鼓膜に開けた孔は通常、数日以内に閉鎖し、閉鎖後も聴力が低下するなどの後遺症が現れることはほとんどありません。手術は2~3分程度終わりますので、日帰りで受けて頂くことができます。

急性中耳炎病態

急性中耳炎治療後

鼓膜切開術の適応

急性中耳炎により鼓膜の奥に多量の膿が溜まり、炎症や痛みなどがある場合や、中耳炎が何度も繰り返し起こる場合、滲出性中耳炎により鼓膜の奥に滲出液が溜まって薬物療法では改善が見込めない場合などに適応となります。

鼓膜切開術の流れ

1局所麻酔

外耳道に局所麻酔液を注入し、弱電流を10分程度通電させて麻酔液を鼓膜表面と外耳道に浸透させます(イオントフォレーゼ法)。これにより、ほとんど無痛で手術を受けることが可能となります。

2鼓膜切開

局所麻酔を施した後、レーザーで鼓膜に小さな孔を開けます。切開そのものは数秒程度で終わります。この時、鼓膜の向こう側にある鼓室内は圧が高まっているため、孔を開けると同時に膿や滲出液が排出されます。

3吸引・排出

細い吸引管を使って切開した孔から膿や滲出液を吸引します。

4手術終了

膿や滲出液を吸引すると、痛みや腫れなどの症状が治まります。

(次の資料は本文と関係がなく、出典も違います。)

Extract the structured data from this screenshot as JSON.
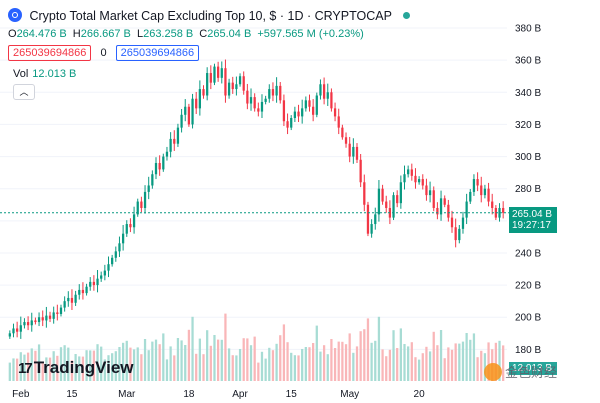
{
  "header": {
    "title": "Crypto Total Market Cap Excluding Top 10, $ · 1D · CRYPTOCAP",
    "ohlc": [
      {
        "key": "O",
        "value": "264.476 B"
      },
      {
        "key": "H",
        "value": "266.667 B"
      },
      {
        "key": "L",
        "value": "263.258 B"
      },
      {
        "key": "C",
        "value": "265.04 B"
      }
    ],
    "change": "+597.565 M (+0.23%)",
    "box_left": "265039694866",
    "box_mid": "0",
    "box_right": "265039694866"
  },
  "volume": {
    "label": "Vol",
    "value": "12.013 B"
  },
  "collapse_glyph": "︿",
  "logo_text": "TradingView",
  "logo_mark": "17",
  "price_tag": {
    "value": "265.04 B",
    "time": "19:27:17"
  },
  "volume_tag": "12.013 B",
  "watermark": "金色财经",
  "colors": {
    "up": "#089981",
    "down": "#f23645",
    "vol_up": "#a7dcd4",
    "vol_down": "#f9b6b8",
    "grid": "#f0f3fa",
    "axis_text": "#131722"
  },
  "icons": [
    "cryptocap-logo-icon",
    "live-dot-icon",
    "chevron-up-icon",
    "tradingview-logo-icon",
    "coin-icon"
  ],
  "chart_data": {
    "type": "candlestick",
    "title": "Crypto Total Market Cap Excluding Top 10, $ · 1D · CRYPTOCAP",
    "y_unit": "B",
    "ylim": [
      174,
      385
    ],
    "y_ticks": [
      {
        "value": 180,
        "label": "180 B"
      },
      {
        "value": 200,
        "label": "200 B"
      },
      {
        "value": 220,
        "label": "220 B"
      },
      {
        "value": 240,
        "label": "240 B"
      },
      {
        "value": 260,
        "label": "260 B"
      },
      {
        "value": 280,
        "label": "280 B"
      },
      {
        "value": 300,
        "label": "300 B"
      },
      {
        "value": 320,
        "label": "320 B"
      },
      {
        "value": 340,
        "label": "340 B"
      },
      {
        "value": 360,
        "label": "360 B"
      },
      {
        "value": 380,
        "label": "380 B"
      }
    ],
    "x_ticks": [
      {
        "label": "Feb",
        "day": 3
      },
      {
        "label": "15",
        "day": 17
      },
      {
        "label": "Mar",
        "day": 32
      },
      {
        "label": "18",
        "day": 49
      },
      {
        "label": "Apr",
        "day": 63
      },
      {
        "label": "15",
        "day": 77
      },
      {
        "label": "May",
        "day": 93
      },
      {
        "label": "20",
        "day": 112
      }
    ],
    "current_price": 265.04,
    "closes": [
      190,
      193,
      191,
      195,
      197,
      195,
      198,
      197,
      200,
      198,
      201,
      199,
      203,
      202,
      206,
      210,
      212,
      209,
      214,
      217,
      215,
      219,
      222,
      220,
      224,
      226,
      229,
      233,
      237,
      241,
      246,
      252,
      258,
      256,
      264,
      272,
      268,
      278,
      282,
      289,
      296,
      292,
      300,
      303,
      311,
      308,
      318,
      326,
      331,
      320,
      336,
      330,
      342,
      338,
      352,
      346,
      356,
      349,
      355,
      338,
      346,
      342,
      345,
      350,
      341,
      333,
      337,
      330,
      328,
      334,
      336,
      342,
      338,
      344,
      335,
      322,
      318,
      324,
      328,
      325,
      330,
      335,
      331,
      326,
      338,
      345,
      336,
      340,
      330,
      325,
      318,
      312,
      308,
      300,
      306,
      298,
      284,
      270,
      252,
      258,
      264,
      280,
      272,
      268,
      262,
      276,
      271,
      284,
      289,
      292,
      288,
      284,
      286,
      282,
      276,
      279,
      268,
      264,
      274,
      270,
      262,
      256,
      248,
      255,
      262,
      272,
      278,
      286,
      282,
      276,
      280,
      272,
      268,
      262,
      268,
      265
    ]
  }
}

鼓膜は再生力が強いので、開けた孔は通常、数日程度で自然に塞がります。1回の手術で治らなかった場合でも、繰り返し手術を受けて頂くことができます。
術後当日は耳の中に水が入らないようにしてください。また、激しい運動もお控えください。水泳も医師の許可が出るまでは禁止です。術後もしばらくは耳垂れが出る場合がありますので、完治するまで中耳炎の治療を継続するようにしましょう。
鼓膜切開手術を行っても急性中耳炎や滲出性中耳炎を繰り返すような時には、鼓膜チューブ留置術を検討する必要があります。